Clinical Trial Evidence
Currently no related clinical trials registered.
Literature Evidence
Currently no related literature available.
India Market Information
Choline salicylate is currently not registered or marketed in India. No authorization records are available in the regulatory database.
Safety Considerations
Please refer to the package insert for safety information.
Conclusion and Next Steps
Decision: Hold
Rationale: Despite a high TxGNN confidence score (99.84%), there are zero clinical trials and zero publications directly investigating choline salicylate in Prinzmetal angina. Combined with no India regulatory history, absent safety documentation, and a mechanism inferred entirely from aspirin class-effect data rather than from the compound itself, the evidence base does not support moving forward at this time.
To proceed, the following is needed:
- MOA verification: Retrieve choline salicylate mechanism of action from DrugBank API (DB14006) to confirm COX pathway relevance
- Safety package: Download and parse the CDSCO / FDA package insert for key warnings, contraindications, and drug interaction profile — currently a blocking data gap (DG001)

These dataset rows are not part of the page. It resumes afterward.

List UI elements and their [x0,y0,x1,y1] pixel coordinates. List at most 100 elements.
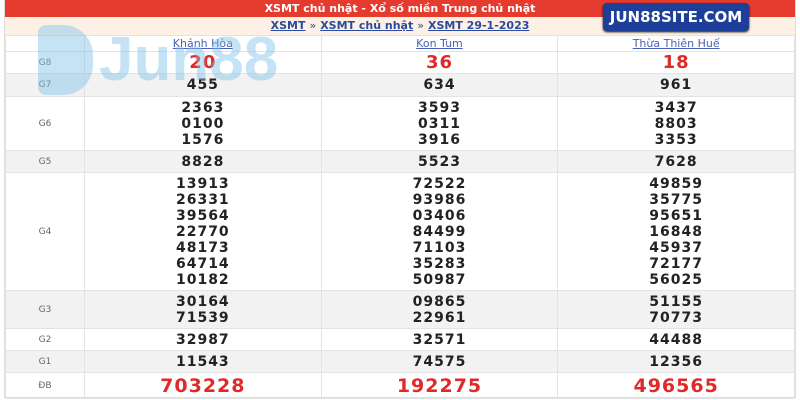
province-header: Thừa Thiên Huế [557,35,795,52]
province-header-row: Khánh Hòa Kon Tum Thừa Thiên Huế [5,35,795,52]
prize-number: 13913 [175,175,230,192]
prize-number: 3593 [418,99,461,116]
prize-number: 22961 [412,309,467,326]
prize-cell: 5523 [320,150,559,173]
prize-number: 39564 [175,207,230,224]
breadcrumb-xsmt[interactable]: XSMT [270,19,306,32]
prize-cell: 192275 [320,372,559,399]
prize-row-g6: G6 2363 0100 1576 3593 0311 3916 3437 8803 3353 [5,96,795,151]
prize-number: 36 [425,51,454,73]
prize-number: 44488 [649,331,704,348]
empty-header [5,35,85,52]
breadcrumb-separator: » [309,19,317,32]
prize-cell: 36 [320,51,559,74]
prize-number: 09865 [412,293,467,310]
prize-number: 48173 [175,239,230,256]
prize-cell: 3437 8803 3353 [557,96,795,151]
prize-number: 71539 [175,309,230,326]
prize-number: 35283 [412,255,467,272]
prize-cell: 20 [84,51,322,74]
prize-number: 45937 [649,239,704,256]
prize-cell: 7628 [557,150,795,173]
prize-number: 2363 [181,99,225,116]
prize-number: 16848 [649,223,704,240]
prize-cell: 12356 [557,350,795,373]
prize-row-g1: G1 11543 74575 12356 [5,350,795,373]
prize-label: G5 [5,150,85,173]
prize-cell: 2363 0100 1576 [84,96,322,151]
prize-label: G8 [5,51,85,74]
prize-row-g5: G5 8828 5523 7628 [5,150,795,173]
prize-number: 22770 [175,223,230,240]
prize-number: 0100 [181,115,225,132]
prize-cell: 3593 0311 3916 [320,96,559,151]
prize-cell: 32987 [84,328,322,351]
prize-cell: 13913 26331 39564 22770 48173 64714 10182 [84,172,322,291]
breadcrumb-date[interactable]: XSMT 29-1-2023 [427,19,530,32]
prize-number: 192275 [396,374,483,397]
breadcrumb-xsmt-sunday[interactable]: XSMT chủ nhật [320,19,414,32]
prize-number: 70773 [649,309,704,326]
prize-number: 3437 [654,99,698,116]
province-header: Khánh Hòa [84,35,322,52]
prize-number: 8803 [654,115,698,132]
prize-cell: 72522 93986 03406 84499 71103 35283 50987 [320,172,559,291]
prize-number: 50987 [412,271,467,288]
prize-number: 634 [423,77,456,93]
prize-number: 5523 [418,153,461,170]
results-panel: XSMT chủ nhật - Xổ số miền Trung chủ nhậ… [4,0,796,399]
prize-number: 56025 [649,271,704,288]
prize-row-g8: G8 20 36 18 [5,51,795,74]
prize-number: 64714 [175,255,230,272]
results-table: Khánh Hòa Kon Tum Thừa Thiên Huế G8 20 36 1… [5,35,795,399]
province-link-kon-tum[interactable]: Kon Tum [416,37,463,50]
prize-number: 32571 [412,331,467,348]
prize-cell: 74575 [320,350,559,373]
page-title: XSMT chủ nhật - Xổ số miền Trung chủ nhậ… [5,0,795,17]
prize-number: 3353 [654,131,698,148]
province-link-khanh-hoa[interactable]: Khánh Hòa [172,37,233,50]
prize-cell: 496565 [557,372,795,399]
prize-number: 703228 [160,374,246,397]
province-link-thua-thien-hue[interactable]: Thừa Thiên Huế [632,37,720,50]
prize-label: G1 [5,350,85,373]
prize-number: 03406 [412,207,467,224]
prize-number: 51155 [649,293,704,310]
prize-cell: 8828 [84,150,322,173]
prize-row-g2: G2 32987 32571 44488 [5,328,795,351]
prize-number: 1576 [181,131,225,148]
prize-label: G6 [5,96,85,151]
site-badge: JUN88SITE.COM [603,3,749,31]
prize-row-g3: G3 30164 71539 09865 22961 51155 70773 [5,290,795,329]
prize-cell: 51155 70773 [557,290,795,329]
prize-number: 10182 [175,271,230,288]
prize-number: 11543 [175,353,230,370]
prize-label: G7 [5,73,85,97]
prize-cell: 30164 71539 [84,290,322,329]
prize-number: 0311 [418,115,461,132]
prize-cell: 09865 22961 [320,290,559,329]
prize-number: 26331 [175,191,230,208]
prize-cell: 32571 [320,328,559,351]
prize-number: 74575 [412,353,467,370]
prize-label: ĐB [5,372,85,399]
prize-number: 71103 [412,239,467,256]
prize-number: 93986 [412,191,467,208]
prize-cell: 455 [84,73,322,97]
province-header: Kon Tum [320,35,559,52]
prize-number: 7628 [654,153,698,170]
prize-row-đb: ĐB 703228 192275 496565 [5,372,795,399]
prize-cell: 703228 [84,372,322,399]
prize-cell: 11543 [84,350,322,373]
prize-number: 20 [189,51,217,73]
prize-number: 961 [660,77,693,93]
prize-row-g7: G7 455 634 961 [5,73,795,97]
prize-number: 49859 [649,175,704,192]
prize-number: 496565 [633,374,719,397]
prize-label: G2 [5,328,85,351]
prize-cell: 961 [557,73,795,97]
prize-number: 3916 [418,131,461,148]
prize-number: 95651 [649,207,704,224]
prize-cell: 49859 35775 95651 16848 45937 72177 56025 [557,172,795,291]
prize-number: 455 [186,77,219,93]
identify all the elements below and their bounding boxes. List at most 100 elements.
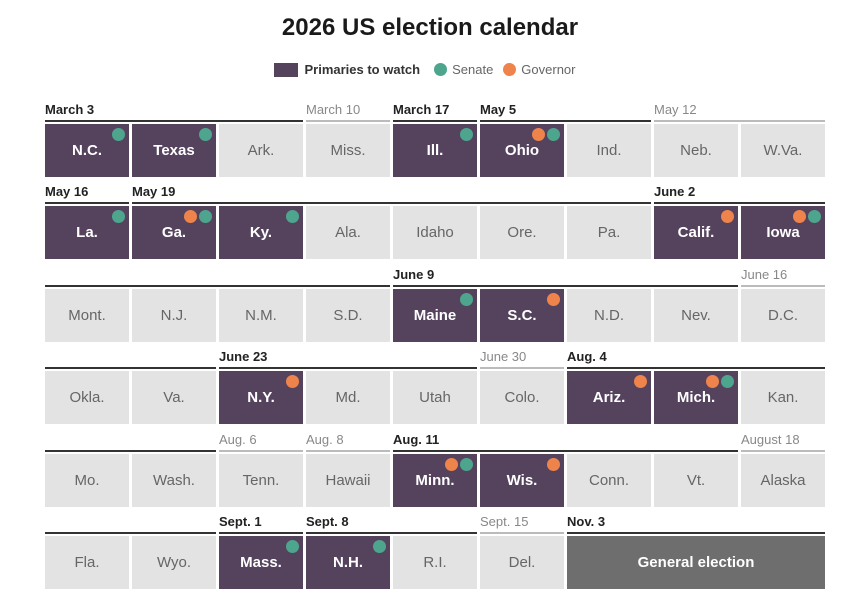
state-cell: Texas	[132, 124, 216, 177]
state-label: Wyo.	[156, 554, 192, 571]
state-label: D.C.	[768, 307, 798, 324]
state-cell: Mo.	[45, 454, 129, 507]
race-dots	[112, 128, 125, 141]
primaries-swatch	[274, 62, 299, 77]
state-cell: W.Va.	[741, 124, 825, 177]
state-label: Ariz.	[592, 389, 626, 406]
state-cell: N.M.	[219, 289, 303, 342]
state-cell: Maine	[393, 289, 477, 342]
state-cell: Va.	[132, 371, 216, 424]
race-dots	[793, 210, 821, 223]
state-cell: Ala.	[306, 206, 390, 259]
date-label: June 16	[741, 267, 788, 282]
state-cell: Ark.	[219, 124, 303, 177]
state-label: Wis.	[506, 472, 538, 489]
state-cell: Wash.	[132, 454, 216, 507]
governor-dot-icon	[445, 458, 458, 471]
senate-dot-icon	[460, 128, 473, 141]
governor-dot-icon	[532, 128, 545, 141]
state-label: La.	[76, 224, 98, 241]
race-dots	[547, 293, 560, 306]
race-dots	[286, 210, 299, 223]
date-section-line	[393, 285, 738, 287]
date-section-line	[132, 202, 651, 204]
state-cell: Tenn.	[219, 454, 303, 507]
legend-primaries-label: Primaries to watch	[304, 62, 421, 77]
state-label: Miss.	[330, 142, 366, 159]
date-label: May 16	[45, 184, 89, 199]
state-label: Conn.	[588, 472, 630, 489]
senate-dot-icon	[373, 540, 386, 553]
state-cell: S.C.	[480, 289, 564, 342]
state-cell: N.H.	[306, 536, 390, 589]
state-cell: Ind.	[567, 124, 651, 177]
state-label: Maine	[413, 307, 457, 324]
state-label: Okla.	[69, 389, 105, 406]
date-label: Nov. 3	[567, 514, 606, 529]
date-section-line	[393, 120, 477, 122]
state-cell: N.D.	[567, 289, 651, 342]
race-dots	[112, 210, 125, 223]
state-label: Kan.	[767, 389, 799, 406]
date-label: Aug. 8	[306, 432, 344, 447]
state-cell: Nev.	[654, 289, 738, 342]
governor-dot-icon	[634, 375, 647, 388]
legend-senate-label: Senate	[452, 62, 494, 77]
senate-dot-icon	[721, 375, 734, 388]
state-cell: Okla.	[45, 371, 129, 424]
date-label: August 18	[741, 432, 800, 447]
state-label: Mont.	[68, 307, 106, 324]
state-label: R.I.	[423, 554, 447, 571]
senate-dot-icon	[460, 293, 473, 306]
date-section-line	[741, 285, 825, 287]
state-label: Tenn.	[242, 472, 280, 489]
state-cell: N.Y.	[219, 371, 303, 424]
date-section-line	[45, 120, 303, 122]
state-label: S.C.	[507, 307, 537, 324]
state-label: Alaska	[760, 472, 806, 489]
race-dots	[460, 128, 473, 141]
state-label: Ga.	[161, 224, 187, 241]
state-label: Ill.	[426, 142, 444, 159]
date-section-line	[45, 202, 129, 204]
state-label: Md.	[335, 389, 361, 406]
race-dots	[634, 375, 647, 388]
senate-dot-icon	[808, 210, 821, 223]
state-label: Mass.	[240, 554, 282, 571]
state-cell: Ga.	[132, 206, 216, 259]
page-title: 2026 US election calendar	[281, 14, 579, 41]
state-label: Ore.	[507, 224, 537, 241]
date-label: Sept. 15	[480, 514, 529, 529]
race-dots	[547, 458, 560, 471]
legend-governor-label: Governor	[521, 62, 576, 77]
race-dots	[184, 210, 212, 223]
senate-dot-icon	[199, 128, 212, 141]
race-dots	[199, 128, 212, 141]
date-section-line	[219, 367, 477, 369]
state-label: Pa.	[597, 224, 621, 241]
date-section-line	[567, 367, 825, 369]
date-label: Aug. 4	[567, 349, 607, 364]
state-label: N.Y.	[247, 389, 275, 406]
state-label: Ky.	[249, 224, 273, 241]
state-label: Del.	[508, 554, 536, 571]
race-dots	[532, 128, 560, 141]
state-label: Utah	[419, 389, 451, 406]
state-cell: Mich.	[654, 371, 738, 424]
state-cell: Hawaii	[306, 454, 390, 507]
state-label: Ala.	[335, 224, 361, 241]
governor-dot-icon	[547, 458, 560, 471]
date-section-line	[45, 285, 390, 287]
state-cell: Utah	[393, 371, 477, 424]
date-section-line	[654, 202, 825, 204]
senate-dot-icon	[547, 128, 560, 141]
state-label: Texas	[153, 142, 195, 159]
governor-dot-icon	[184, 210, 197, 223]
state-cell: N.J.	[132, 289, 216, 342]
state-label: Nev.	[681, 307, 711, 324]
state-cell: Kan.	[741, 371, 825, 424]
date-label: June 9	[393, 267, 435, 282]
state-label: Mich.	[676, 389, 716, 406]
governor-dot-icon	[721, 210, 734, 223]
state-cell: Miss.	[306, 124, 390, 177]
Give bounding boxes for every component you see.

- Salicylate class literature review: Search specifically for aspirin or salicylate use in Prinzmetal angina / coronary vasospasm as a class-effect reference point before investing in choline salicylate-specific research
- PK/PD feasibility: Assess whether oral choline salicylate achieves plasma concentrations sufficient for cardiovascular COX-1 inhibition, since current formulations are primarily used for local analgesic effects
- Regulatory pathway scoping: Given zero India registrations, evaluate whether any global reference market (EU, US, Japan) has approved choline salicylate for a cardiovascular indication before initiating repurposing activities
- Consider rank 2 (Rheumatoid Arthritis) as a higher-priority target: The RA indication has stronger historical and mechanistic grounding — salicylates were the standard RA treatment before DMARDs — and may present a more tractable starting point for a Choline salicylate repurposing program
⚠️ Disclaimer: This report is for research reference only and does not constitute medical advice. All drug repurposing candidates require clinical validation before any therapeutic application.
Disclaimer
This content is for research purposes only and does not constitute medical advice. Clinical validation is required before any clinical application.